9. Mucuna membranacea Hayata, Icon. Pl. Formosan. 3: 73. 1913.
兰屿血藤 lan yu xue teng
Mucuna iriomotensis Ohwi.
Climbing woody vines. Young stems glabrous. Leaves up to 22 cm; petiole 3-20 cm, with sparse short spreading soft pale hairs; stipels slender, 2-3 mm; leaflets membranous to papery with short fine spreading hairs on both sides, lateral veins 4-6, lower ones rather straight; terminal leaflet rhombic-elliptic or rhombic-ovate, 8-13 × 6-8 cm, base cuneate but at extreme base obtuse-rounded, apex obtuse with abrupt acumen to 1 cm; lateral leaflets up to 12 cm, width ratio of abaxial to adaxial halves 2:1. Inflorescence 10-12 cm, pendulous with 5 or more nodes throughout most of length; pedicels 6-10 cm, with adpressed light brown short hairs; bracts broadly ovate, boat-shaped, 12-14 × 7-9 mm, bracteoles narrowly ovate, all caducous before flowering. Calyx tube ca. 8 × 13 mm, upper lip well marked, equaling lateral and lower lobes, all 10-12 mm. Corolla deep purple; standard 3-3.5 cm, ca. 2/3 keel length; wings ca. 5 × 2 cm; keel ca. 5 cm. Legume asymmetric, elliptic-ovate to oblong in outline, (4-)6-9 × 4-5 cm, 5-10 mm thick, leathery, surface with abundant very short spreading pale hairs and brown irritant bristles, apex rounded or acute, both margins with pair of sinuate wings 6-10 mm wide, both surfaces of legume with 9-12 obliquely transverse slightly undulating but well-spaced shallow lamellae of irregular height up to 5(-10) mm high and mostly interrupted along midline, some extending onto marginal wings of fruit. Seeds 1 or 2, brownish black, flattened-discoid, ca. 2 cm in diam.; hilum ca. 3/4 of seed circumference.

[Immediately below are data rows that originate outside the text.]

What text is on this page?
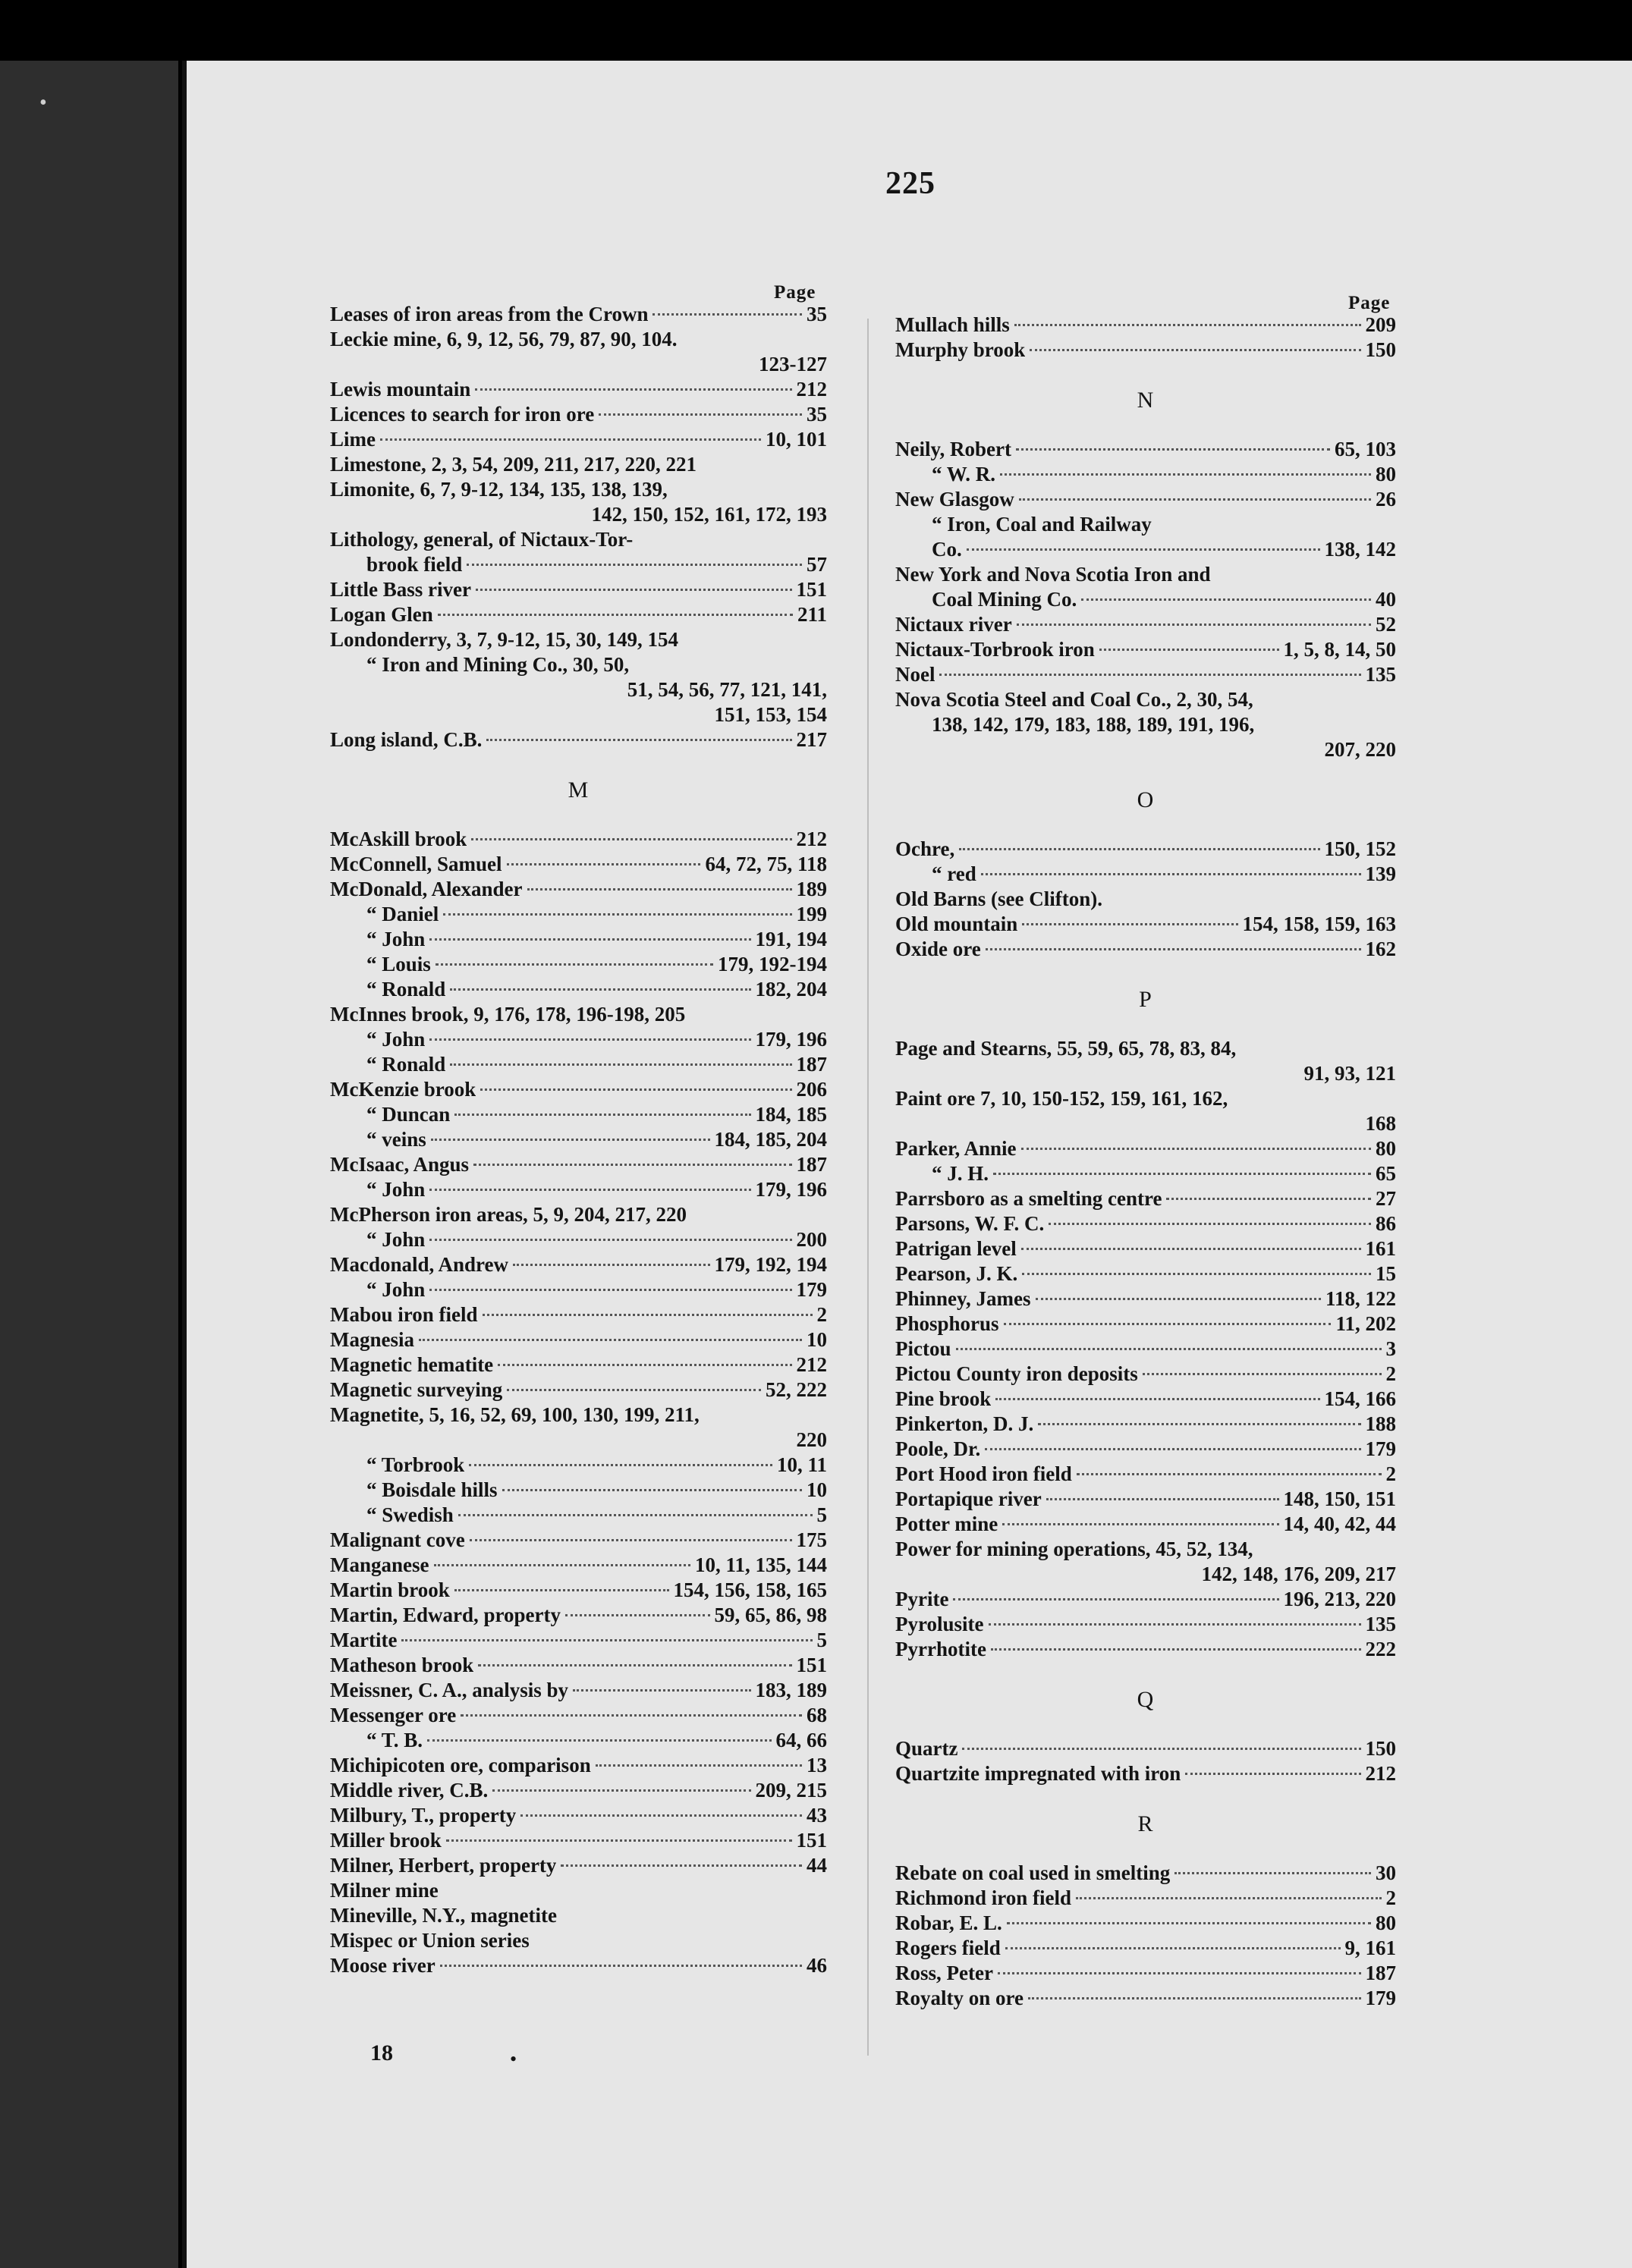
•
225
Page
Page
Leases of iron areas from the Crown	35
Leckie mine, 6, 9, 12, 56, 79, 87, 90, 104.
123-127
Lewis mountain	212
Licences to search for iron ore	35
Lime	10, 101
Limestone, 2, 3, 54, 209, 211, 217, 220, 221
Limonite, 6, 7, 9-12, 134, 135, 138, 139,
142, 150, 152, 161, 172, 193
Lithology, general, of Nictaux-Tor-
brook field	57
Little Bass river	151
Logan Glen	211
Londonderry, 3, 7, 9-12, 15, 30, 149, 154
“ Iron and Mining Co., 30, 50,
51, 54, 56, 77, 121, 141,
151, 153, 154
Long island, C.B.	217
M
McAskill brook	212
McConnell, Samuel	64, 72, 75, 118
McDonald, Alexander	189
“ Daniel	199
“ John	191, 194
“ Louis	179, 192-194
“ Ronald	182, 204
McInnes brook, 9, 176, 178, 196-198, 205
“ John	179, 196
“ Ronald	187
McKenzie brook	206
“ Duncan	184, 185
“ veins	184, 185, 204
McIsaac, Angus	187
“ John	179, 196
McPherson iron areas, 5, 9, 204, 217, 220
“ John	200
Macdonald, Andrew	179, 192, 194
“ John	179
Mabou iron field	2
Magnesia	10
Magnetic hematite	212
Magnetic surveying	52, 222
Magnetite, 5, 16, 52, 69, 100, 130, 199, 211,
220
“ Torbrook	10, 11
“ Boisdale hills	10
“ Swedish	5
Malignant cove	175
Manganese	10, 11, 135, 144
Martin brook	154, 156, 158, 165
Martin, Edward, property	59, 65, 86, 98
Martite	5
Matheson brook	151
Meissner, C. A., analysis by	183, 189
Messenger ore	68
“ T. B.	64, 66
Michipicoten ore, comparison	13
Middle river, C.B.	209, 215
Milbury, T., property	43
Miller brook	151
Milner, Herbert, property	44
Milner mine
Mineville, N.Y., magnetite
Mispec or Union series
Moose river	46
Mullach hills	209
Murphy brook	150
N
Neily, Robert	65, 103
“ W. R.	80
New Glasgow	26
“ Iron, Coal and Railway
Co.	138, 142
New York and Nova Scotia Iron and
Coal Mining Co.	40
Nictaux river	52
Nictaux-Torbrook iron	1, 5, 8, 14, 50
Noel	135
Nova Scotia Steel and Coal Co., 2, 30, 54,
138, 142, 179, 183, 188, 189, 191, 196,
207, 220
O
Ochre,	150, 152
“ red	139
Old Barns (see Clifton).
Old mountain	154, 158, 159, 163
Oxide ore	162
P
Page and Stearns, 55, 59, 65, 78, 83, 84,
91, 93, 121
Paint ore 7, 10, 150-152, 159, 161, 162,
168
Parker, Annie	80
“ J. H.	65
Parrsboro as a smelting centre	27
Parsons, W. F. C.	86
Patrigan level	161
Pearson, J. K.	15
Phinney, James	118, 122
Phosphorus	11, 202
Pictou	3
Pictou County iron deposits	2
Pine brook	154, 166
Pinkerton, D. J.	188
Poole, Dr.	179
Port Hood iron field	2
Portapique river	148, 150, 151
Potter mine	14, 40, 42, 44
Power for mining operations, 45, 52, 134,
142, 148, 176, 209, 217
Pyrite	196, 213, 220
Pyrolusite	135
Pyrrhotite	222
Q
Quartz	150
Quartzite impregnated with iron	212
R
Rebate on coal used in smelting	30
Richmond iron field	2
Robar, E. L.	80
Rogers field	9, 161
Ross, Peter	187
Royalty on ore	179
18	•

Forests near rivers or seacoast; sea level to near sea level. Taiwan [Japan].
Mucuna membranacea is distinctive in the rhombic-ovate leaflets with rather straight veins, the short purple flowers with wide wings equaling keel, and the short broad legume with narrow marginal wings and simple lamellae interrupted along the midline of the legume.
Records of Mucuna nigricans Steudel from China (Taiwan) and Japan (e.g., Fl. Taiwan 3: 343. 1977) were based on misidentifications of this species.